Aquellos juegos de Atari a cinco duros

24 ilustradores se reúnen en Sevilla para dar su particular visión a los videojuegos de toda la vida

El ilustrador Alejandro Rojas posa ante una de sus obras en la exposición ‘Glitch. Videojuego e ilustración’, que se puede ver en el Centro de las Artes de Sevilla, una revisión de los videojuegos clásicos bajo el prisma de autores modernos.
El ilustrador Alejandro Rojas posa ante una de sus obras en la exposición ‘Glitch. Videojuego e ilustración’, que se puede ver en el Centro de las Artes de Sevilla, una revisión de los videojuegos clásicos bajo el prisma de autores modernos.

Muchos de los que hoy han superado la barrera de los 40 años no asociarán la palabra ‘Pong’ con un videojuego, aunque en realidad fue el primero que se creó por la multinacional Atari, y como muchos hermanos posteriores ahora han pasado de las máquinas de cinco duros al lienzo de un pintor, informa Efe.

Hagamos primero memoria: el Pong era el juego de los dos palitos y una bola que simulaba un campo de tenis. Fue el primero de una larga lista de juegos que se encontraban en locales donde una moneda era imprescindible para jugar, hasta que en pantalla salía el temido ‘Game Over’, algo que es ciencia ficción para la generación del interminable ‘Warcraft’.

Por eso, tiene una doble importancia, ya sea para nostálgicos o para neófitos, la reunión de 24 ilustradores en Sevilla que dan su particular visión a los videojuegos de toda la vida, en una exposición que se puede ver en el Centro de las Artes de Sevilla (C/Torneo, 18) bajo el nombre de ‘Glitch. Videojuego e ilustración’.

Entrar en la muestra es toda una experiencia, tanto por el ambiente que se ha creado en la sala como por la curiosidad de ver versiones modernas de Súper Mario, Bola de Dragón o Candy Crush, gracias al ingenio de ilustradores como Amaia Arrazola, Puño, Martín Satí, Aitor Saraiba, Oscar Giménez, Tavo o Steve Simpson, hasta 24 en total.

«Se trata de recoger el vínculo emocional de los videojuegos, algo muy asumido por los artistas, y que es muy influyente en el cine o la publicidad», explica Alejandro Rojas, comisario de la exposición junto a los miembros de la Galería Roja, Lola Zehínos y David Rodríguez, que subraya que los artistas han añadido a su obra «a sus héroes particulares y su experiencia vital».

«Los videojuegos conforman un sector que en los últimos años ha vivido un desarrollo espectacular y que ya se considera uno de los ejes fundamentales de la cultura contemporánea, tanto desde el punto de vista tecnológico e industrial como estético/creativo», explica el catálogo de la exposición, que defiende que «la industria del videojuego se sirve de la ilustración como herramienta conceptual y narrativa».

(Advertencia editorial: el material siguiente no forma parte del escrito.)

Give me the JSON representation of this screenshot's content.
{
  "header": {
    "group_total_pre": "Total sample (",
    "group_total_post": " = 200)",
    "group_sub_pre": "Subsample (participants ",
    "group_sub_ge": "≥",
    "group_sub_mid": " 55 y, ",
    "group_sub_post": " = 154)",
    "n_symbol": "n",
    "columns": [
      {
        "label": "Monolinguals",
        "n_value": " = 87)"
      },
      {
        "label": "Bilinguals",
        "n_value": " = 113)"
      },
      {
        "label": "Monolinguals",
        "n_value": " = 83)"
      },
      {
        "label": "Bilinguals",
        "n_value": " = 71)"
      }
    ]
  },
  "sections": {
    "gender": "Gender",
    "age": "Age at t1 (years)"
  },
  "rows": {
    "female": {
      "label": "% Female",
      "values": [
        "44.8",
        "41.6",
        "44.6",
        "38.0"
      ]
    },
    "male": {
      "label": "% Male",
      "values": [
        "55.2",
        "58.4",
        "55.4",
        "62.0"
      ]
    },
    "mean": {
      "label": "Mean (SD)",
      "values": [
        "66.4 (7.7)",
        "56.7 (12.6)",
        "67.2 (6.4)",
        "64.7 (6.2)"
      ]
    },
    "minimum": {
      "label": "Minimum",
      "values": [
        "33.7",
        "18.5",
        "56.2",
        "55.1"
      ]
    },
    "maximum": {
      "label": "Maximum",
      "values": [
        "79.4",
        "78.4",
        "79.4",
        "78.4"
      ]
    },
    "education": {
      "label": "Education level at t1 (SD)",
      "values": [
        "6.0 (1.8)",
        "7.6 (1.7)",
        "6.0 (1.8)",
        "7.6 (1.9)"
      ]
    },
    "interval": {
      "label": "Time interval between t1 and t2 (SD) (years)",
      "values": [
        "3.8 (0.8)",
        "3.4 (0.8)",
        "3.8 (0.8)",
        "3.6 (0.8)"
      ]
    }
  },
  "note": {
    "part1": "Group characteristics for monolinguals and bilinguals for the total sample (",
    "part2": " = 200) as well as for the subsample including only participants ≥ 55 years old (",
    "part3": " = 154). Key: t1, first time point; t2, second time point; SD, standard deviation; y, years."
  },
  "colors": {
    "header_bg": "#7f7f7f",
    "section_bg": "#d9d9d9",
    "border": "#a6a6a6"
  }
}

Que una exposición como la de Sevilla sea un éxito no es algo nuevo, ya que en España autores como Puño, Aitor Saraiba, Óscar Giménez o Amaia Arrazola son una clara muestra de la capacidad y vitalidad de la profesión, aunando el interés creativo y comercial, y creando maravillas como de ‘Glitch’, «un entorno para que ambas disciplinas dialoguen».

Irene Mala tiene un especial mérito en su trabajo, ya que dice que nunca le habían interesado los videojuegos, «pero hacer una obra para esta exposición me molaba, porque era todo un reto». Su título particular es todo un desafío: «Te dije que me suicidaría la próxima vez que me invitaras a jugar al Candy Crush».

Por eso, los organizadores y los autores entienden que no se trata solo de un homenaje al universo de los videojuegos, sino de aportar la visión que cada autor tiene sobre el medio, demostrando que los juegos y la ilustración son dos ámbitos estrechamente relacionados e influyentes en el contexto cultural actual.

Por cierto, que está casi prohibido salir de la exposición sin jugar al «Giraldeitor», un juego clásico de marcianitos en el que la nave espacial es una réplica de la torre sevillana, y a los enemigos se les abate con un «rayo andaluz», todo un guiño al «Space Invaders» creado por Toshihiro Nishikado para Arcade en 1978, que supone el broche ideal para una exposición que es una excusa perfecta para meterse en una galería de arte a pasar un rato hasta el próximo 15 de julio.